Mir geht es ja nicht darum, die Thesen von GKS zu diskutieren. Aber da sind wir uns ja sowieso einig.

Die Janusköpfigkeit des (klassischen, offensiven) Realismus zeigt sich an dem Beispiel in der Tat sehr deutlich: Er kann sowohl zu der Auffassung gelangen, man hätte die Nato nicht erweitern dürfen (Mearsheimer, jetzt jedenfalls) wie zu der, man hätte im Gegenteil sie gleich bis zur Aufnahme der Ukraine erweitern müssen (Poal u.a.). Das wirft kein gutes Licht auf das Paradigma. Allerdings kommt andererseits das andere, das liberale Paradigma mit der Situation ja auch nicht wirklich zurecht – was Klaus Schlichte als Selbstmythologisierung, Pathologisierung des Gegners und Ahistorizität charakterisiert.

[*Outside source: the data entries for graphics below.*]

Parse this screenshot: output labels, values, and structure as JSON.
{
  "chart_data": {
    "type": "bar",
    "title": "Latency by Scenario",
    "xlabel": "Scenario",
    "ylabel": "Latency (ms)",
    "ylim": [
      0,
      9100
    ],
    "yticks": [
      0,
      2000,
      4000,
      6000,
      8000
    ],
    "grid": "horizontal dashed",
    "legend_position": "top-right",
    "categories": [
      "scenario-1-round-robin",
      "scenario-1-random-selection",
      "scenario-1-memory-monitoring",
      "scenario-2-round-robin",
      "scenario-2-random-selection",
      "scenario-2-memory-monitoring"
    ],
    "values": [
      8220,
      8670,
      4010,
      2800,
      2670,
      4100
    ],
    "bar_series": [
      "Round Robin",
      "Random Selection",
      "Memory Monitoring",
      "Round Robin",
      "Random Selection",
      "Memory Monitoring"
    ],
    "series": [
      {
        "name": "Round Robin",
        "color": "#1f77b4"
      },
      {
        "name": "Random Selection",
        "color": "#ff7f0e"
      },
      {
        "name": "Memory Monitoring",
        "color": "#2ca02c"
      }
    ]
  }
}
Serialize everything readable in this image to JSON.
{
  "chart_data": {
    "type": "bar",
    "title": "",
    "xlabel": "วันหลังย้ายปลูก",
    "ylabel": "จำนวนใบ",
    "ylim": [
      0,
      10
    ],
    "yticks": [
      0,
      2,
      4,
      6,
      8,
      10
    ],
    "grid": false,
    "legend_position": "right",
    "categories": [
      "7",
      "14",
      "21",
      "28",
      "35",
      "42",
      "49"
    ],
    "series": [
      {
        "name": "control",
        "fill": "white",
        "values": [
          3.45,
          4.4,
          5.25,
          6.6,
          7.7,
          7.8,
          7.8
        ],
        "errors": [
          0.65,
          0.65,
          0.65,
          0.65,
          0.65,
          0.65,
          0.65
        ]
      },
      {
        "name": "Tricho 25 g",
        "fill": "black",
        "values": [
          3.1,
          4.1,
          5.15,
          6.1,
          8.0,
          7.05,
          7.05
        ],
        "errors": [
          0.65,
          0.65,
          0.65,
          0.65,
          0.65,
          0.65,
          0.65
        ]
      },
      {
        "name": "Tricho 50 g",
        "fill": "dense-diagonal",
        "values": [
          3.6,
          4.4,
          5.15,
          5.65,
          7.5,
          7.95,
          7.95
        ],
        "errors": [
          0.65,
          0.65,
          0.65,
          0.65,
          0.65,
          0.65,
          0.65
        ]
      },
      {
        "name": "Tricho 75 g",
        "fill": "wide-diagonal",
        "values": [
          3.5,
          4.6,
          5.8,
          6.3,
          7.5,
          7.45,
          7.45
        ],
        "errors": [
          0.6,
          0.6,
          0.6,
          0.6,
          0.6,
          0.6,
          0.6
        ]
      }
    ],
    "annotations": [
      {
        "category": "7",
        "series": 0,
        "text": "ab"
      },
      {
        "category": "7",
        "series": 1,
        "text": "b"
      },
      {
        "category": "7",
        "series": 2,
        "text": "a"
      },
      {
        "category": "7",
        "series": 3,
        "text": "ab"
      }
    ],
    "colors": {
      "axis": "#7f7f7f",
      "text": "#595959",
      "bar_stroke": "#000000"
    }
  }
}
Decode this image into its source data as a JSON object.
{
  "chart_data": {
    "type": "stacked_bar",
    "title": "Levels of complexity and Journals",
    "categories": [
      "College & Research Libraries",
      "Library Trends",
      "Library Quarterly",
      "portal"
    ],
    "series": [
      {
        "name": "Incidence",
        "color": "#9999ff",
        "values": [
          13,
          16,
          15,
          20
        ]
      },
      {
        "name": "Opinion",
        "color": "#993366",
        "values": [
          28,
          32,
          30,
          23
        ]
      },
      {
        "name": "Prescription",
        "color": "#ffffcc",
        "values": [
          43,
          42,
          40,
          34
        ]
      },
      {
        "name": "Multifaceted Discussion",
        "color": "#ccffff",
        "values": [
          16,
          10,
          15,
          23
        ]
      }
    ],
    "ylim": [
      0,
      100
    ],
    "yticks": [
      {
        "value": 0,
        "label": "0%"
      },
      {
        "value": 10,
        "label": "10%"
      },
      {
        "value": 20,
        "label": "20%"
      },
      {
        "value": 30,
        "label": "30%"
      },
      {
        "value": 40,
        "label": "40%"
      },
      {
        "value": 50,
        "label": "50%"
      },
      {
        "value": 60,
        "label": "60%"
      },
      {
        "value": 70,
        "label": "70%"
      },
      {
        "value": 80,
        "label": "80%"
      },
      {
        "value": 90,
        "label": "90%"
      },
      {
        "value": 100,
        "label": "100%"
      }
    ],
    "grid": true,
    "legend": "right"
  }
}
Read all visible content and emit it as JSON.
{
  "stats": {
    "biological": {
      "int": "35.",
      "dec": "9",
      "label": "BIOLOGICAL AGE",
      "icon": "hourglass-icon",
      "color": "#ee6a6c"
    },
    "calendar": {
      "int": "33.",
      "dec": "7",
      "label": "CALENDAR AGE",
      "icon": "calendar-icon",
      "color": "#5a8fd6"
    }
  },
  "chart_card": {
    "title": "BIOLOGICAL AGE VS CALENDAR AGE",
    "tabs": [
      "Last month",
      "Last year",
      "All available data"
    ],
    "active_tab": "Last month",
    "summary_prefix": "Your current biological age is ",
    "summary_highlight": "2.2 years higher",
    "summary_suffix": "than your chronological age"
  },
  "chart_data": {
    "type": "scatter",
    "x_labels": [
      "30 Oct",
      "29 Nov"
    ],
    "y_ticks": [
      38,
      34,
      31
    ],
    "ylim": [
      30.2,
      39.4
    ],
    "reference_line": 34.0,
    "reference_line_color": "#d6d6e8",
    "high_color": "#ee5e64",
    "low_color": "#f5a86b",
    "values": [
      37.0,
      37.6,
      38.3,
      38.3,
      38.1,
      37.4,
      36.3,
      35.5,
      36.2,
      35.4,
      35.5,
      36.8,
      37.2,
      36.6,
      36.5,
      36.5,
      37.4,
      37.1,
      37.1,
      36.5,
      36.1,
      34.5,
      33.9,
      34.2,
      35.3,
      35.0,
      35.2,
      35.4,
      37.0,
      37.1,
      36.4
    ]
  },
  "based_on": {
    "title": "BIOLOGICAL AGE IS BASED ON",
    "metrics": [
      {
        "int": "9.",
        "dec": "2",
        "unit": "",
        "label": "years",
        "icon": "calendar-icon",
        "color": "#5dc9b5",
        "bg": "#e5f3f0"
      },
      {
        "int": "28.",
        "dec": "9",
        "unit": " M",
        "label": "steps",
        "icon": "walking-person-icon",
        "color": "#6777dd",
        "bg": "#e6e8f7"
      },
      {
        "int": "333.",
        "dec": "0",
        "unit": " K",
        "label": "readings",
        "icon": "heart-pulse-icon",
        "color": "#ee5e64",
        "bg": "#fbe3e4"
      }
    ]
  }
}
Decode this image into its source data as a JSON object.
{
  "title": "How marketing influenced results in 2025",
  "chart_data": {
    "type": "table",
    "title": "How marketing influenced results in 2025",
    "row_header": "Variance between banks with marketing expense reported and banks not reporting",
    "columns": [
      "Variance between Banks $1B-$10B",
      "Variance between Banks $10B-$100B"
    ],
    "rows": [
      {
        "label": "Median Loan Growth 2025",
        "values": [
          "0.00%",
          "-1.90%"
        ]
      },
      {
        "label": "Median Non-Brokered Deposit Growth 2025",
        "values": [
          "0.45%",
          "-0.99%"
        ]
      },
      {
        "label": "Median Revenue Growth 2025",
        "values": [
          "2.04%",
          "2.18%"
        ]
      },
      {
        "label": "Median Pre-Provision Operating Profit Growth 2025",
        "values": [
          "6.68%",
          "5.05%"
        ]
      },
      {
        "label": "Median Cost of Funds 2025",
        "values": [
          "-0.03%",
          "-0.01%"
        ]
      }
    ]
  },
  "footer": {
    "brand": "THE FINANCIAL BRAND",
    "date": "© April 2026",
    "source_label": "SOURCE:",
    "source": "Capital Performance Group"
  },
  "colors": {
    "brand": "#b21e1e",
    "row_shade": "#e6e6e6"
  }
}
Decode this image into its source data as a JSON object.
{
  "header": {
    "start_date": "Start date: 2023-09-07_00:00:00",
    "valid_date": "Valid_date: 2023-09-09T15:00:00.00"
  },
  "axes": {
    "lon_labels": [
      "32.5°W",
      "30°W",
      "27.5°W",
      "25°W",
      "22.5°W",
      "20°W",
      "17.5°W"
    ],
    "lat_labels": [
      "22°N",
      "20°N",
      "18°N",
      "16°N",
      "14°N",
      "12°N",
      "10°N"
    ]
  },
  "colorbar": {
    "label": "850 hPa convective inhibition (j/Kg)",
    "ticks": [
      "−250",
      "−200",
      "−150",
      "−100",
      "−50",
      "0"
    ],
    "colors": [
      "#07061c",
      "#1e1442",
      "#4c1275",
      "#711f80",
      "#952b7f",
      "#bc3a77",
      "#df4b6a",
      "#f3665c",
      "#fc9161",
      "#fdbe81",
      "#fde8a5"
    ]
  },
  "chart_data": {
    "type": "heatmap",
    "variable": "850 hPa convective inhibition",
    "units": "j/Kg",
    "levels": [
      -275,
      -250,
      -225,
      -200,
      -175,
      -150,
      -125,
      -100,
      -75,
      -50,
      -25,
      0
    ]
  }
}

Vielen Dank damit gleich für den Hinweis auf diesen Aufsatz. Habe ihn gestern gelesen und finde den Ansatz erstmal überzeugend, einmal, weil er von einer gewissenhaften Beschreibung der konkreten politischen Prozesse ausgeht (und sie nicht gleich in Theorierahmen presst), vor allem aber auch, weil er die disparaten Elemente zusammenbringt, in diesem Fall den postimperialen Habitus (nicht nur) Russlands, die Ungleichzeitigkeit der Politiken, mit der „Figuration“ auch die Interaktion RU-USA und zuletzt die verschiedenen zeithistorischen Phasen der Konfliktentwicklung selbst.

Was die Trennbarkeit der „ermöglichenden“ von den „produktiven“ Bedingungen betrifft (oder, wie du oben schreibst, der permissiven und produktiven Kausallogiken) bin ich ein wenig skeptisch. In einer von Hyperfeedback geprägten Sphäre wie dem Politischen wirken auch Bedingungen selbst wieder verursachend, denke ich, wenn auch auf indirekte Weise (dadurch, dass sie interpretiert werden und die Interpretation handlungsleitend ist). Meine Intuition wäre es vermutlich, eher auf die unterschiedlichen Distanzen des Verursachens zu schauen, und natürlich Verursachung und Verantwortung voneinander getrennt zu halten. Aber das nur am Rande.

Mein eigentlicher Punkt ist, dass Schlichte zwar überzeugend die Paradigmen kritisiert (Realismus, Liberalismus), dass sein Ansatz aber gar kein Paradigma schaffen kann, das heisst: keine Heuristik. Das ist einerseits gut (in deskriptiver und auch explikativer Hinsicht), andererseits aber auch eine Schwäche, denn das Politische wird, denke ich, nicht primär von Beschreibungen, sondern von Heuristiken getrieben.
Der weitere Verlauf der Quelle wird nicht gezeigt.